Throughout his journey, Paul has remained steadfast in his faith and is eternally grateful for each new day God gives him. Recovery certainly has not been a cakewalk, but he continues to make remarkable progress – thanks to Shepherd Center’s Spinal Cord Injury Day Program, as well as their outpatient rehabilitation services. “The following Scripture found in 1 Thessalonians 5:16-18 helped me to remain hopeful throughout my recovery: ‘Rejoice always, pray without ceasing, give thanks in all circumstances; for this is God’s will for you in Christ Jesus,’” Paul says.


Below is a timeline of Paul’s extraordinary journey:



As a neighbor and friend of the Martins, I have witnessed God’s miraculous work in Paul’s life over the last few years. From the power wheelchair and the walker, to walking sticks and walking without aids, I have seen his tremendous recovery in action. Unbeknownst to him, watching his transformation firsthand has helped me to overcome many of my own battles; he is a powerful reminder that we serve a great God who is able to do immeasurably more than we could ask or imagine.


When asked about the key factors of SCI recovery, Paul provided the following list. Not surprisingly, this list aligns beautifully with recovery from addiction and other mental health disorders. I continue to be amazed at Paul’s positive attitude, big smile, and sheer determination to find joy in every moment. While he certainly did not expect such a life-changing accident that rendered him temporarily paralyzed almost four years ago, he most definitely has been blessed by a tremendous recovery that has rendered the rest of us speechless.

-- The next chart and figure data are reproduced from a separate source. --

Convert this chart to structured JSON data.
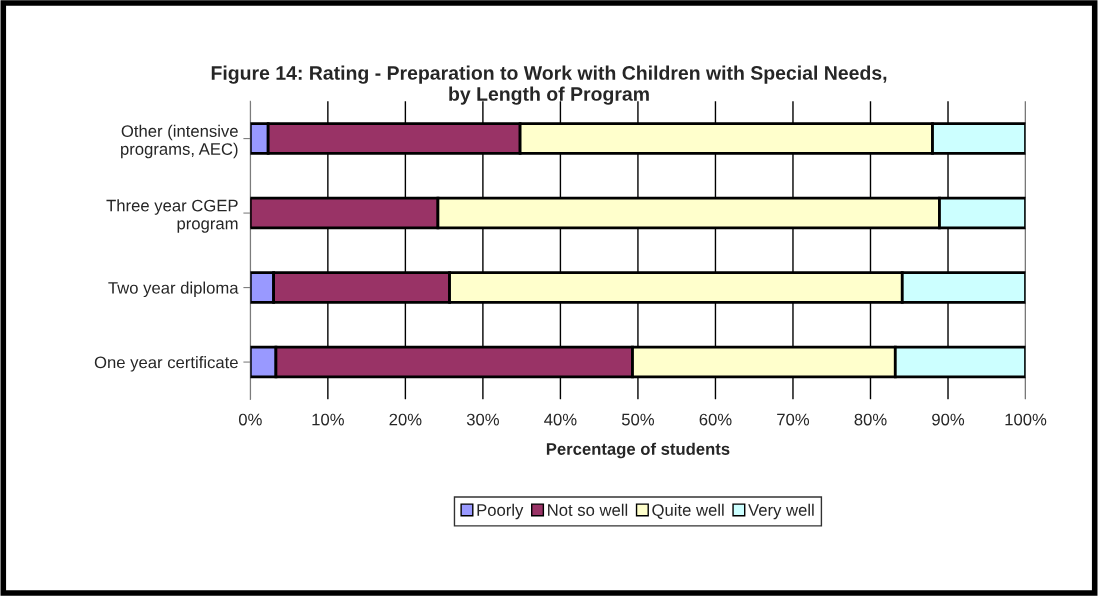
{
  "chart_data": {
    "type": "bar",
    "orientation": "horizontal",
    "stacked": true,
    "title": "Figure 14: Rating - Preparation to Work with Children with Special Needs,\nby Length of Program",
    "xlabel": "Percentage of students",
    "categories": [
      "Other (intensive\nprograms, AEC)",
      "Three year CGEP\nprogram",
      "Two year diploma",
      "One year certificate"
    ],
    "series": [
      {
        "name": "Poorly",
        "color": "#9999ff",
        "values": [
          2.3,
          0,
          3.0,
          3.3
        ]
      },
      {
        "name": "Not so well",
        "color": "#993366",
        "values": [
          32.5,
          24.2,
          22.7,
          46.0
        ]
      },
      {
        "name": "Quite well",
        "color": "#ffffcc",
        "values": [
          53.2,
          64.7,
          58.4,
          33.9
        ]
      },
      {
        "name": "Very well",
        "color": "#ccffff",
        "values": [
          12.0,
          11.1,
          15.9,
          16.8
        ]
      }
    ],
    "xlim": [
      0,
      100
    ],
    "xticks": [
      {
        "value": 0,
        "label": "0%"
      },
      {
        "value": 10,
        "label": "10%"
      },
      {
        "value": 20,
        "label": "20%"
      },
      {
        "value": 30,
        "label": "30%"
      },
      {
        "value": 40,
        "label": "40%"
      },
      {
        "value": 50,
        "label": "50%"
      },
      {
        "value": 60,
        "label": "60%"
      },
      {
        "value": 70,
        "label": "70%"
      },
      {
        "value": 80,
        "label": "80%"
      },
      {
        "value": 90,
        "label": "90%"
      },
      {
        "value": 100,
        "label": "100%"
      }
    ],
    "grid": "x",
    "legend": "bottom"
  }
}
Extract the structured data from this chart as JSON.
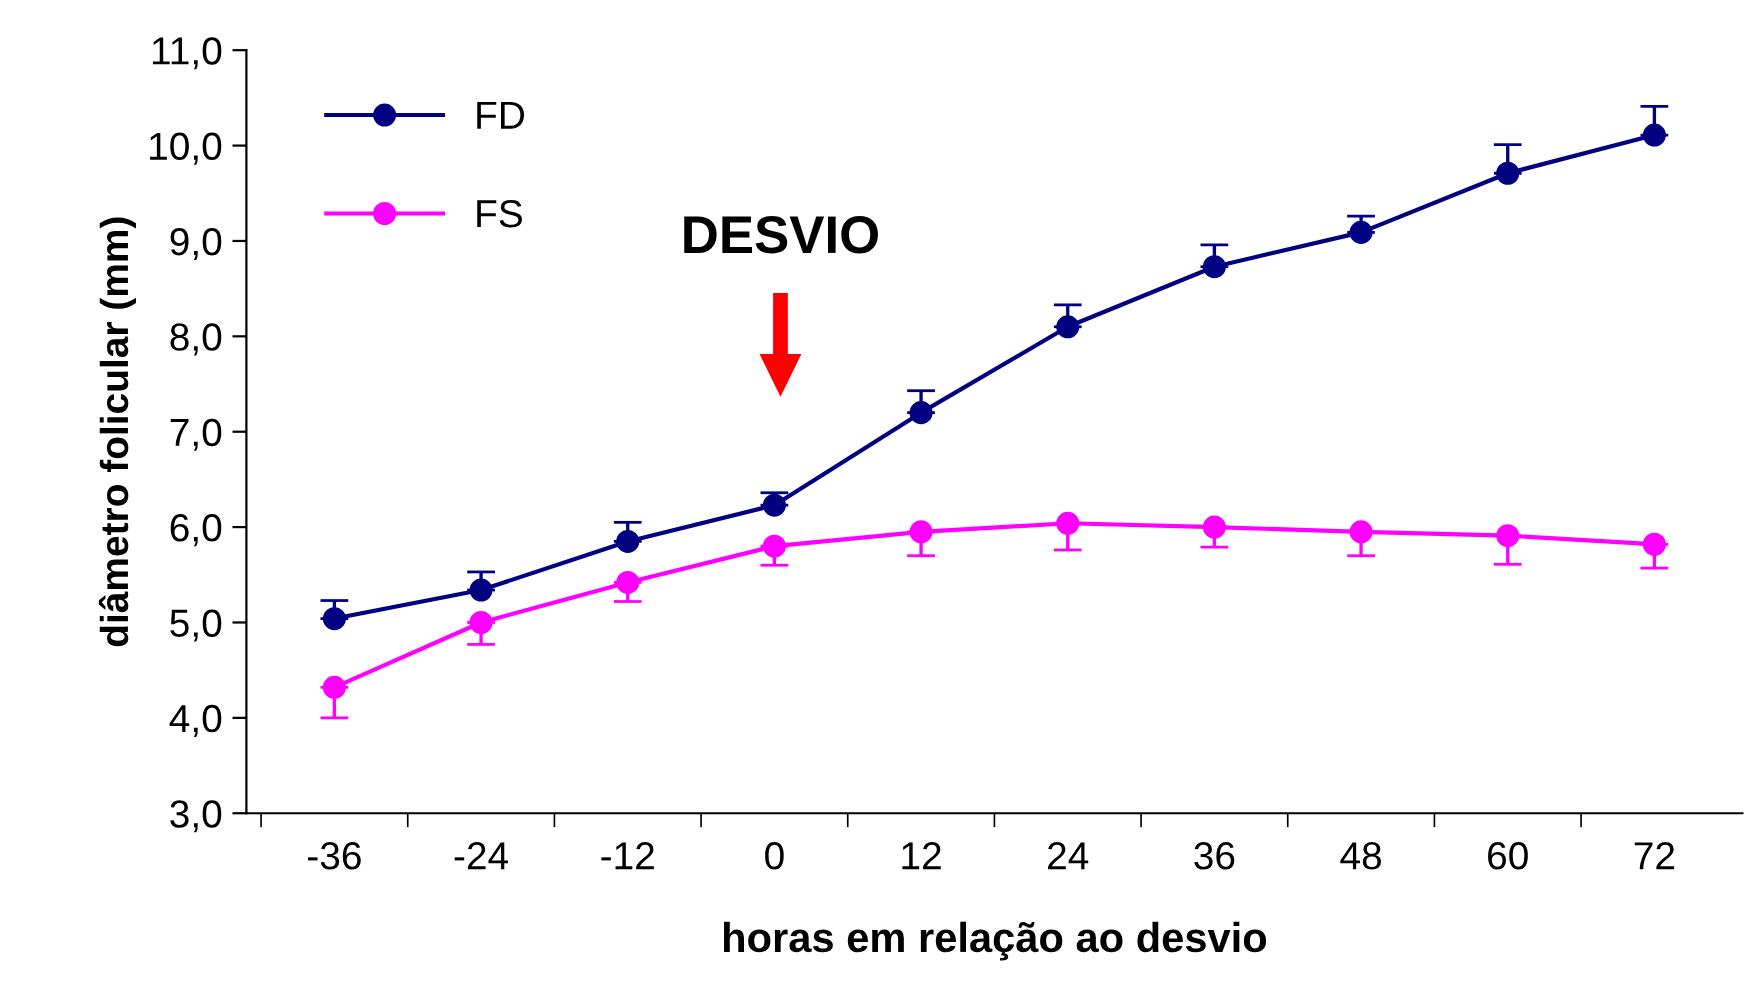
{
  "chart_data": {
    "type": "line",
    "xlabel": "horas em relação ao desvio",
    "ylabel": "diâmetro folicular (mm)",
    "categories": [
      "-36",
      "-24",
      "-12",
      "0",
      "12",
      "24",
      "36",
      "48",
      "60",
      "72"
    ],
    "series": [
      {
        "name": "FD",
        "color": "#000080",
        "marker": "circle",
        "values": [
          5.04,
          5.34,
          5.85,
          6.23,
          7.2,
          8.1,
          8.73,
          9.09,
          9.71,
          10.11
        ],
        "errors": [
          [
            5.04,
            5.23
          ],
          [
            5.34,
            5.53
          ],
          [
            5.85,
            6.05
          ],
          [
            6.23,
            6.36
          ],
          [
            7.2,
            7.43
          ],
          [
            8.1,
            8.33
          ],
          [
            8.73,
            8.96
          ],
          [
            9.09,
            9.26
          ],
          [
            9.71,
            10.01
          ],
          [
            10.11,
            10.41
          ]
        ]
      },
      {
        "name": "FS",
        "color": "#ff00ff",
        "marker": "circle",
        "values": [
          4.32,
          5.0,
          5.42,
          5.8,
          5.95,
          6.04,
          6.0,
          5.95,
          5.91,
          5.82
        ],
        "errors": [
          [
            4.0,
            4.32
          ],
          [
            4.77,
            5.0
          ],
          [
            5.22,
            5.42
          ],
          [
            5.6,
            5.8
          ],
          [
            5.7,
            5.95
          ],
          [
            5.76,
            6.04
          ],
          [
            5.79,
            6.0
          ],
          [
            5.7,
            5.95
          ],
          [
            5.61,
            5.91
          ],
          [
            5.57,
            5.82
          ]
        ]
      }
    ],
    "ylim": [
      3,
      11
    ],
    "yticks": [
      {
        "value": 3,
        "label": "3,0"
      },
      {
        "value": 4,
        "label": "4,0"
      },
      {
        "value": 5,
        "label": "5,0"
      },
      {
        "value": 6,
        "label": "6,0"
      },
      {
        "value": 7,
        "label": "7,0"
      },
      {
        "value": 8,
        "label": "8,0"
      },
      {
        "value": 9,
        "label": "9,0"
      },
      {
        "value": 10,
        "label": "10,0"
      },
      {
        "value": 11,
        "label": "11,0"
      }
    ],
    "annotations": [
      "DESVIO"
    ],
    "grid": false,
    "legend": "top left",
    "line_style": "solid"
  }
}
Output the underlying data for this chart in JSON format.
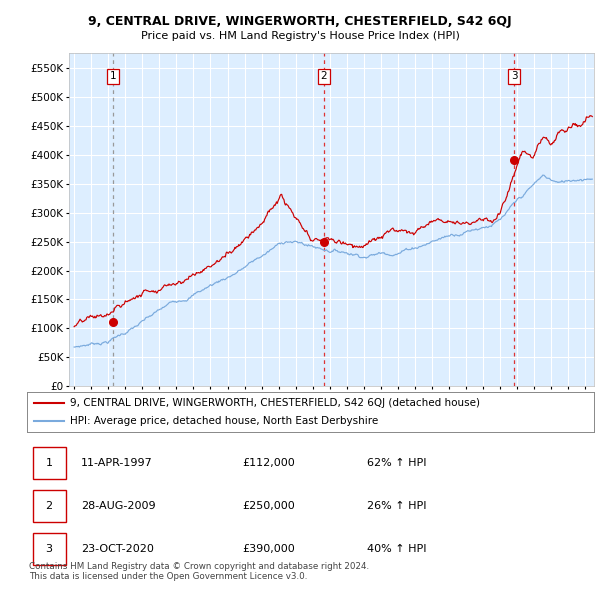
{
  "title": "9, CENTRAL DRIVE, WINGERWORTH, CHESTERFIELD, S42 6QJ",
  "subtitle": "Price paid vs. HM Land Registry's House Price Index (HPI)",
  "ytick_values": [
    0,
    50000,
    100000,
    150000,
    200000,
    250000,
    300000,
    350000,
    400000,
    450000,
    500000,
    550000
  ],
  "xmin": 1994.7,
  "xmax": 2025.5,
  "ymin": 0,
  "ymax": 575000,
  "sale_dates": [
    1997.278,
    2009.659,
    2020.812
  ],
  "sale_prices": [
    112000,
    250000,
    390000
  ],
  "sale_labels": [
    "1",
    "2",
    "3"
  ],
  "red_line_color": "#cc0000",
  "blue_line_color": "#7aaadd",
  "background_color": "#ddeeff",
  "sale_dot_color": "#cc0000",
  "vline_color_red": "#dd3333",
  "vline_color_gray": "#999999",
  "legend_entries": [
    "9, CENTRAL DRIVE, WINGERWORTH, CHESTERFIELD, S42 6QJ (detached house)",
    "HPI: Average price, detached house, North East Derbyshire"
  ],
  "table_rows": [
    [
      "1",
      "11-APR-1997",
      "£112,000",
      "62% ↑ HPI"
    ],
    [
      "2",
      "28-AUG-2009",
      "£250,000",
      "26% ↑ HPI"
    ],
    [
      "3",
      "23-OCT-2020",
      "£390,000",
      "40% ↑ HPI"
    ]
  ],
  "footer": "Contains HM Land Registry data © Crown copyright and database right 2024.\nThis data is licensed under the Open Government Licence v3.0."
}
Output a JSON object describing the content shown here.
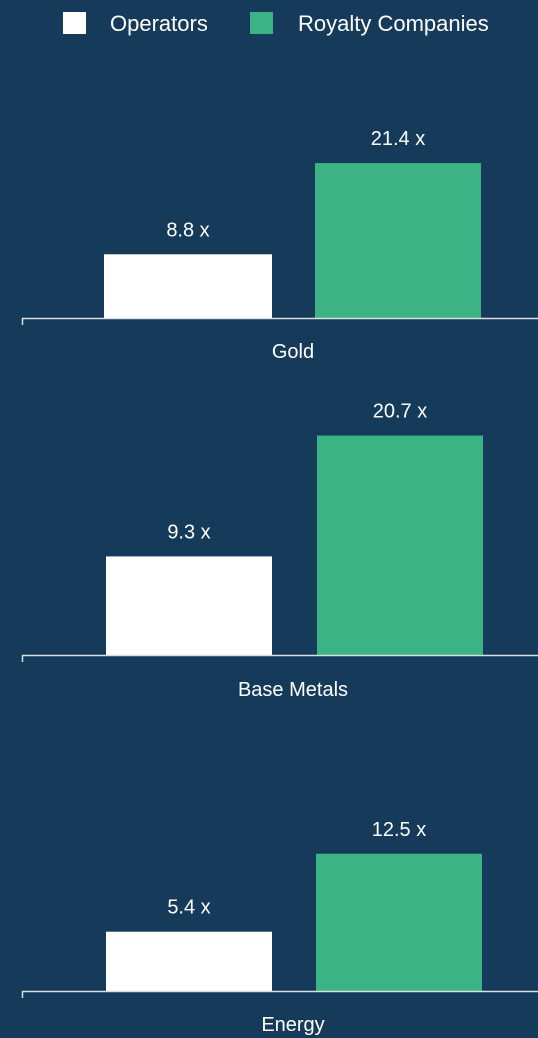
{
  "colors": {
    "background": "#163b5a",
    "operators": "#ffffff",
    "royalty": "#3bb385",
    "axis": "#d9dee3"
  },
  "legend": {
    "operators_label": "Operators",
    "royalty_label": "Royalty Companies"
  },
  "chart_data": [
    {
      "type": "bar",
      "categories": [
        "Gold"
      ],
      "series": [
        {
          "name": "Operators",
          "values": [
            8.8
          ],
          "labels": [
            "8.8 x"
          ]
        },
        {
          "name": "Royalty Companies",
          "values": [
            21.4
          ],
          "labels": [
            "21.4 x"
          ]
        }
      ],
      "legend": "top-right",
      "grid": false
    },
    {
      "type": "bar",
      "categories": [
        "Base Metals"
      ],
      "series": [
        {
          "name": "Operators",
          "values": [
            9.3
          ],
          "labels": [
            "9.3 x"
          ]
        },
        {
          "name": "Royalty Companies",
          "values": [
            20.7
          ],
          "labels": [
            "20.7 x"
          ]
        }
      ],
      "grid": false
    },
    {
      "type": "bar",
      "categories": [
        "Energy"
      ],
      "series": [
        {
          "name": "Operators",
          "values": [
            5.4
          ],
          "labels": [
            "5.4 x"
          ]
        },
        {
          "name": "Royalty Companies",
          "values": [
            12.5
          ],
          "labels": [
            "12.5 x"
          ]
        }
      ],
      "grid": false
    }
  ]
}
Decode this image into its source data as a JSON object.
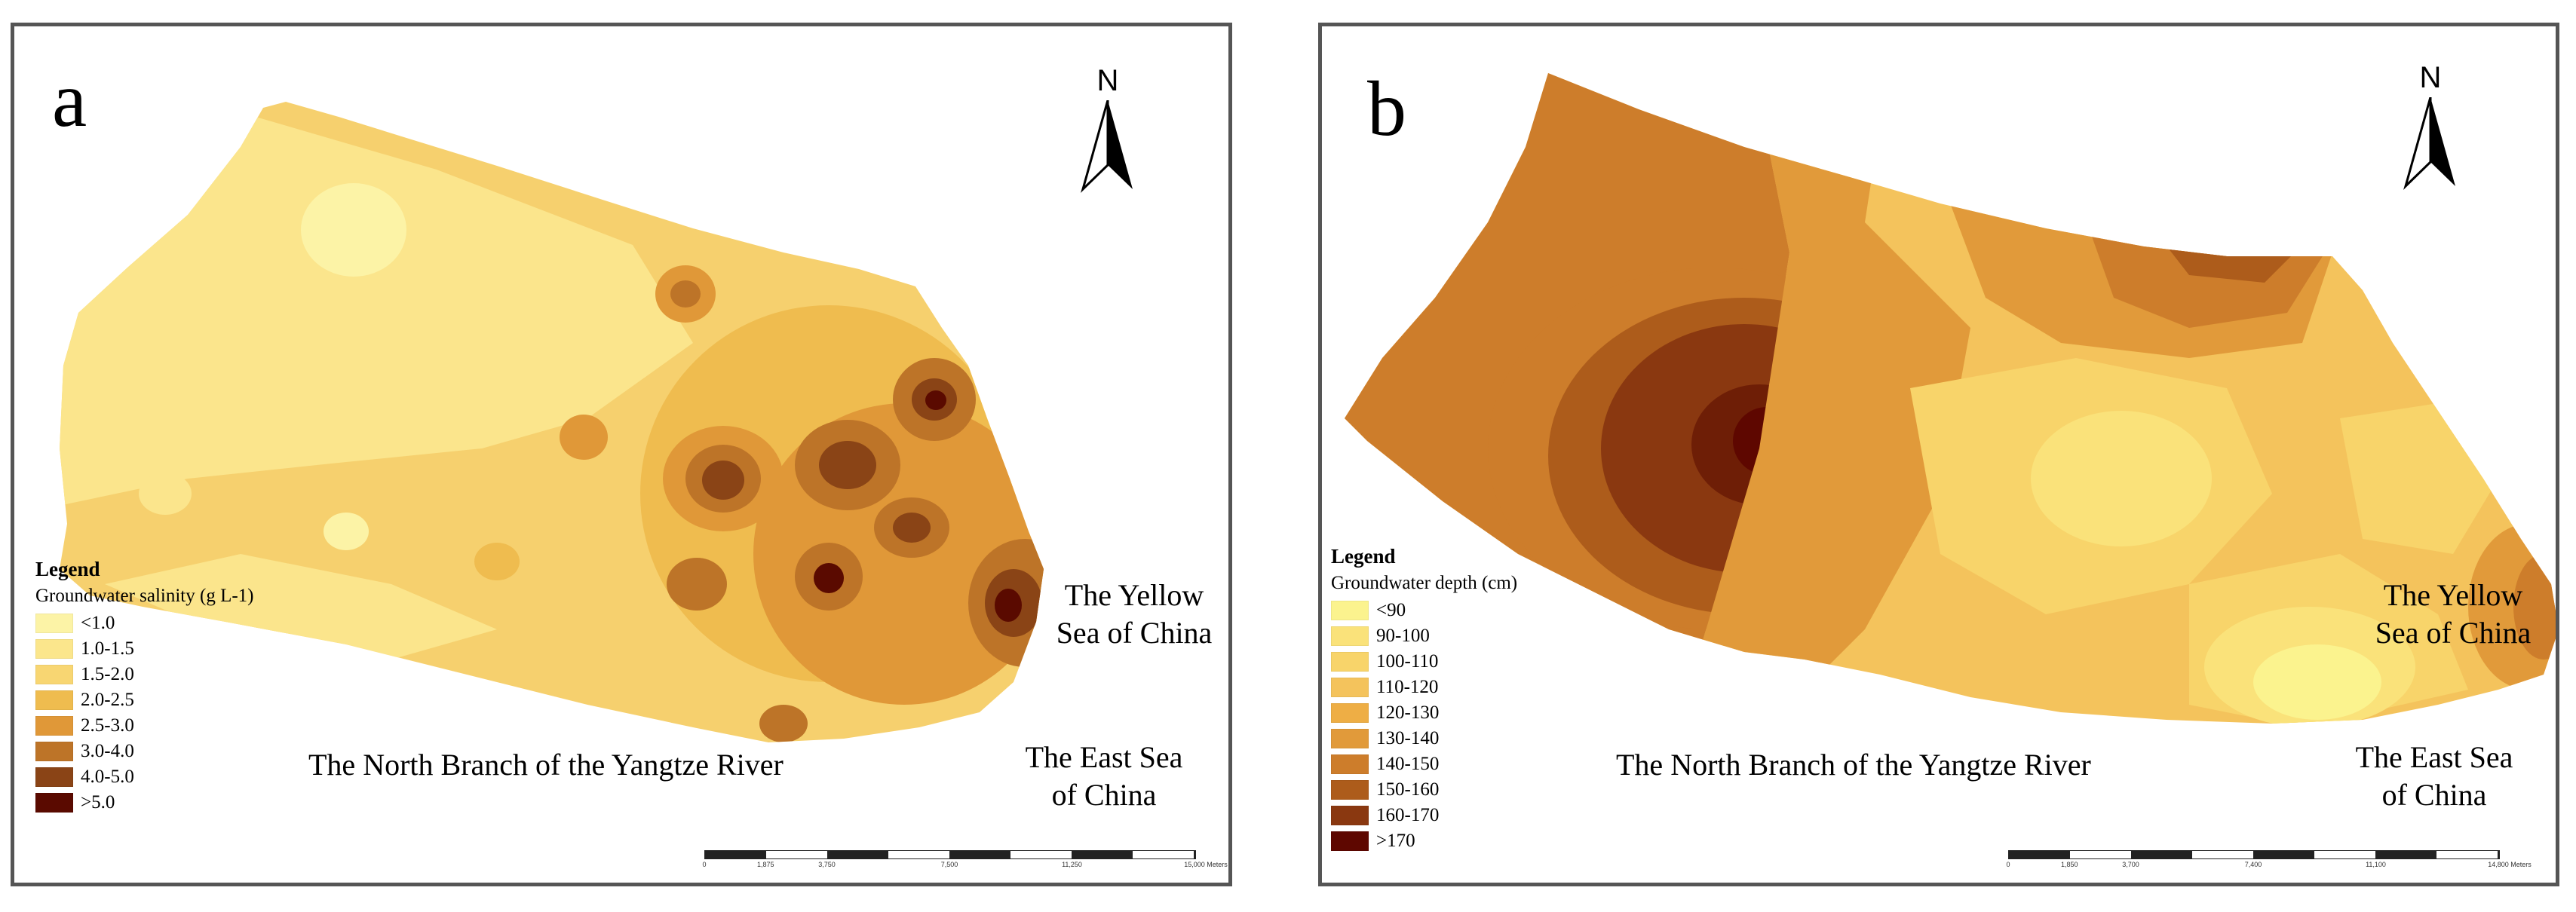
{
  "panel_a": {
    "letter": "a",
    "north_label": "N",
    "legend": {
      "title": "Legend",
      "subtitle": "Groundwater salinity (g L-1)",
      "items": [
        {
          "label": "<1.0",
          "color": "#fcf3a6"
        },
        {
          "label": "1.0-1.5",
          "color": "#fbe68c"
        },
        {
          "label": "1.5-2.0",
          "color": "#f8d672"
        },
        {
          "label": "2.0-2.5",
          "color": "#efbc4f"
        },
        {
          "label": "2.5-3.0",
          "color": "#e09838"
        },
        {
          "label": "3.0-4.0",
          "color": "#bd7428"
        },
        {
          "label": "4.0-5.0",
          "color": "#8a4416"
        },
        {
          "label": ">5.0",
          "color": "#5a0a00"
        }
      ]
    },
    "labels": {
      "yellow_sea": "The Yellow Sea of China",
      "river": "The North Branch of the Yangtze River",
      "east_sea": "The East Sea of China"
    },
    "scale_ticks": [
      "0",
      "1,875",
      "3,750",
      "7,500",
      "11,250",
      "15,000"
    ],
    "scale_unit": "Meters"
  },
  "panel_b": {
    "letter": "b",
    "north_label": "N",
    "legend": {
      "title": "Legend",
      "subtitle": "Groundwater depth (cm)",
      "items": [
        {
          "label": "<90",
          "color": "#fbf38e"
        },
        {
          "label": "90-100",
          "color": "#fae27a"
        },
        {
          "label": "100-110",
          "color": "#f8d46a"
        },
        {
          "label": "110-120",
          "color": "#f4c35c"
        },
        {
          "label": "120-130",
          "color": "#eeae45"
        },
        {
          "label": "130-140",
          "color": "#e19a3a"
        },
        {
          "label": "140-150",
          "color": "#cd7d2b"
        },
        {
          "label": "150-160",
          "color": "#ad5c1b"
        },
        {
          "label": "160-170",
          "color": "#8a3810"
        },
        {
          "label": ">170",
          "color": "#5e0700"
        }
      ]
    },
    "labels": {
      "yellow_sea": "The Yellow Sea of China",
      "river": "The North Branch of the Yangtze River",
      "east_sea": "The East Sea of China"
    },
    "scale_ticks": [
      "0",
      "1,850",
      "3,700",
      "7,400",
      "11,100",
      "14,800"
    ],
    "scale_unit": "Meters"
  }
}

5 Essential Factors for Recovery

by Paul Martin



1) ATTITUDE

Be positive! The key ingredients for maintaining a positive attitude include:

  • Don’t dwell on the past.

  • Don’t worry about the future.

  • Get through each day, moment by moment, with an attitude of gratitude.


2) FAMILY & FRIENDS

The loving, sacrificial caregiving of my wife has been instrumental to my continuing recovery. Graciously accept the support, encouragement, assistance, and love of your spouse or loved one, your family and your friends. You don’t have to go through this alone.


3) FAITH

Have faith in God, through a personal relationship with Jesus Christ. This has sustained me through my recovery process. Asking for God’s forgiveness, believing in Jesus’ saving grace, and trusting Him as Lord and Savior has not only given me peace in dealing with my injury, but has helped me understand God’s purpose for my life going forward as well. This peace is available to everyone!




4) PRAYER

Rely on the power of prayer. It’s an amazing thing! Many prayers offered to God for my recovery by my wife, family, neighbors, long-time friends, and church friends have been heard – and answered – by our great God. He can do impossible things!

5) REHAB & THERAPY

I was very fortunate to receive the best available rehabilitation and therapy at Shepherd Center’s inpatient, day, and outpatient programs. Get the best medical, therapeutic rehabilitation care, and/or counseling that is available to you and your loved ones.